Restaurants 2 minutes 21 juillet 2020

"En dix ans, tout a changé"

Xavier Beaudiment, chef du Pré, à Clermont-Ferrand, nous a raconté sa philosophie de travail, basée sur une relation très proche avec les productrices et producteurs du Puy-de-Dôme.

Tout d'abord, comment avez-vous vécu la sortie de confinement et la réouverture ?
La reprise s'est très bien passée. On ne s'est jamais déconnecté de la clientèle locale, ils sont revenus en masse nous soutenir, nous aider. Les deux premières semaines ont été fortes émotionnellement. Beaucoup de monde est venu, on a reçu beaucoup de messages. On a fait un bon mois de juin, un bon mois de juillet, on a des gros travaux en cours qui seront finis en septembre. Je suis heureux d'avoir pris, il y a dix ans, la décision de travailler la terre et le terroir : aujourd'hui, ça prend tout son sens. La crise nous encourage à continuer dans cette voie-là.

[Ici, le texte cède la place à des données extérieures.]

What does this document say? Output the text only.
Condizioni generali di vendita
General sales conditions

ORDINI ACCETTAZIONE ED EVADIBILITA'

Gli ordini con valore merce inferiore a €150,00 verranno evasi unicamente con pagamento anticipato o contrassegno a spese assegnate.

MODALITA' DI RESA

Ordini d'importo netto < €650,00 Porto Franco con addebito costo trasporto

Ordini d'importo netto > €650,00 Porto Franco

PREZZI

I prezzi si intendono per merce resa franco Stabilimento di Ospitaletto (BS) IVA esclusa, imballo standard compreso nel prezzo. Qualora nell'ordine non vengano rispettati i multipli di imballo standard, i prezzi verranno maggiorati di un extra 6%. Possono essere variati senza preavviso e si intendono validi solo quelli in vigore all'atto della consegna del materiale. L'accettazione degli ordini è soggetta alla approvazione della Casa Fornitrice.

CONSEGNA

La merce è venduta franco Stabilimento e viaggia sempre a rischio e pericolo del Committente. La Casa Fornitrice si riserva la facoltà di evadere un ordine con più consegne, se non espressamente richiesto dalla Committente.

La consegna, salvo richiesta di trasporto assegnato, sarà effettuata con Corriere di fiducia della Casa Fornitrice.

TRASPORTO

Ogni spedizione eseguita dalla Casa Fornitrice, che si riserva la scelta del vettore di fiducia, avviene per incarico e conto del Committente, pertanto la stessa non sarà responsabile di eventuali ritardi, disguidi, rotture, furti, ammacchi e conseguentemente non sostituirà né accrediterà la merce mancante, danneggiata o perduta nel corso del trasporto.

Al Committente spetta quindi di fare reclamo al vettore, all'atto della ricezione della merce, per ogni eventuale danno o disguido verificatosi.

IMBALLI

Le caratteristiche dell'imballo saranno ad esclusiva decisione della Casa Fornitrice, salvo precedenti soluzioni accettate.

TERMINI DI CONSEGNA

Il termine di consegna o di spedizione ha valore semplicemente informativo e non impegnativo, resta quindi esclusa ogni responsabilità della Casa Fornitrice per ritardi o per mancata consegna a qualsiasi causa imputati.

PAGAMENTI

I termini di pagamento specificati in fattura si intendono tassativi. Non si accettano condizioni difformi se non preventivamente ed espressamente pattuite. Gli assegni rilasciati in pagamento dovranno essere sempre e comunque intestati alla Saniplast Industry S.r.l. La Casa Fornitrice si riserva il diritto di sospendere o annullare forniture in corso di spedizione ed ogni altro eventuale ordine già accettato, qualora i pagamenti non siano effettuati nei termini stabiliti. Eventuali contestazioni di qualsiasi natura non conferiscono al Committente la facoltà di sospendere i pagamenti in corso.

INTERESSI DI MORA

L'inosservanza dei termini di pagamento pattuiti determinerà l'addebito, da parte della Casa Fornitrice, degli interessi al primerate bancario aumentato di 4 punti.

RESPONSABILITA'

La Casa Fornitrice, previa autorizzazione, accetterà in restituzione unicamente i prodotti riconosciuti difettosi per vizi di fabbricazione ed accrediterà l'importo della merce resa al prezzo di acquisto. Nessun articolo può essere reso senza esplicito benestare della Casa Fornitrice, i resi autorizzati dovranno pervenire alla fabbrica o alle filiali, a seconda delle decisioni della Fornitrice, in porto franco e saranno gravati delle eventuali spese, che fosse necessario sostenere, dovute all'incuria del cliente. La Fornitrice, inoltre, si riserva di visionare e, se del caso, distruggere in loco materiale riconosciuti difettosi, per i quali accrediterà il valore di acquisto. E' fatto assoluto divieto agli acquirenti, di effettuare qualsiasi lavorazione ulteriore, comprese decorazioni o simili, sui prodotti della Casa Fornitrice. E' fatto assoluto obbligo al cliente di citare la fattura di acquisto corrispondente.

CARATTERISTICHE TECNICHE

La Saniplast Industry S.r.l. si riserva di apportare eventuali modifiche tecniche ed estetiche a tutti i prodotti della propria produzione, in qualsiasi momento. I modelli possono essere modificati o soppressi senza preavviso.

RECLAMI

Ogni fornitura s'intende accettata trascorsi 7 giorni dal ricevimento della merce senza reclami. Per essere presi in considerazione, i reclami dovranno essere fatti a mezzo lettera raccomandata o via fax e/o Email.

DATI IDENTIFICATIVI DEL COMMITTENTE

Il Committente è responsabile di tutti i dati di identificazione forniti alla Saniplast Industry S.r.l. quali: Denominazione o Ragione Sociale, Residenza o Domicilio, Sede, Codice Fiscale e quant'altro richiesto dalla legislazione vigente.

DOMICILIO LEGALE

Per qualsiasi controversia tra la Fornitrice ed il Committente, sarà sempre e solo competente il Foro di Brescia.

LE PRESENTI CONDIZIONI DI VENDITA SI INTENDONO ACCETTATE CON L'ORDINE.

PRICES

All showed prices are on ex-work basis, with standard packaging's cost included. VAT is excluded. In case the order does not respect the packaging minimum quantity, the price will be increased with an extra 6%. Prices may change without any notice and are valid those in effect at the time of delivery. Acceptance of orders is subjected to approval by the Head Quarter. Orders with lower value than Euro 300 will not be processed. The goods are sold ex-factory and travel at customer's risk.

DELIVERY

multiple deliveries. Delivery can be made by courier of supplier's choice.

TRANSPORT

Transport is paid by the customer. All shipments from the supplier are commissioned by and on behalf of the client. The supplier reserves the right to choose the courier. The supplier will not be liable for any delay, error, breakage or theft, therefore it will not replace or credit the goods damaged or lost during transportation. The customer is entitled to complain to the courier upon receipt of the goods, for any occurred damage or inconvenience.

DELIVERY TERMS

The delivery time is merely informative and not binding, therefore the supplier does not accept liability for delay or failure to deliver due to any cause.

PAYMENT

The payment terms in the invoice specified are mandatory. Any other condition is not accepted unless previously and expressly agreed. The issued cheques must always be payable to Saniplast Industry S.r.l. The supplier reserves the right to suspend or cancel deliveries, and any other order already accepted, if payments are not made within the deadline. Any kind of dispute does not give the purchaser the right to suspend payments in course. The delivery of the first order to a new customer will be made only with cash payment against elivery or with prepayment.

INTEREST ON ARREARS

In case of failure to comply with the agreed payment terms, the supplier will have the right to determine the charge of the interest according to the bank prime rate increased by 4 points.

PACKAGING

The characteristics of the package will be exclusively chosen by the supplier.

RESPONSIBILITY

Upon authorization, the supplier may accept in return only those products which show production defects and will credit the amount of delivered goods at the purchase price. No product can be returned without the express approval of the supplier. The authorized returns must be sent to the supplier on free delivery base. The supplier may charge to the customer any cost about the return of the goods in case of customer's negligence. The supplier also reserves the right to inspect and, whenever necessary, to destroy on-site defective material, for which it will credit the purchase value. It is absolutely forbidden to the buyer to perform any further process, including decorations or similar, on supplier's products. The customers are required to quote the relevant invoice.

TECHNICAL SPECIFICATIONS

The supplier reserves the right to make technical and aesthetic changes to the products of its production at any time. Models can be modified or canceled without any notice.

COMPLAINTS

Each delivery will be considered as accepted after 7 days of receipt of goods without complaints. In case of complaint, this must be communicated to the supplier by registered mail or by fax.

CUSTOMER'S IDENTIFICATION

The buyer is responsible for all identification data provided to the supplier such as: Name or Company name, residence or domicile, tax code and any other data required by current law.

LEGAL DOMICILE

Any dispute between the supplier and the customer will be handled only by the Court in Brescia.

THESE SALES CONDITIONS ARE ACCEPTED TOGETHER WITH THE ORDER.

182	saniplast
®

Qu'est-ce qui vous guide dans le choix des produits que vous cuisinez ?
J'ai des relations fortes avec de nombreux producteurs. A la fois les anciens, dont plusieurs sont des amis, et les plus jeunes qui se lancent. Je n'hésite pas à les aiguiller, à les emmener vers les produits dont j'ai besoin. Ça marche mieux avec les jeunes ! Les anciens, c'est en général plus compliqué, il faut suivre ce qu'ils font. Je les comprends : quand on a essayé plein de choses et que ça n'a pas marché, on se lasse. Ce sont mes amis mais si je leur dis "tu pourrais baisser les quantités, faire ceci ou cela, faire mieux", ils n'ont plus forcément envie. J'ai trois maraîchers, dont un va partir à la retraite, ça me fait un peu peur. Mais il y a une vague de jeunes qui se lancent, c'est encourageant. J'essaie de les aider au maximum. Je pense que c'est notre rôle.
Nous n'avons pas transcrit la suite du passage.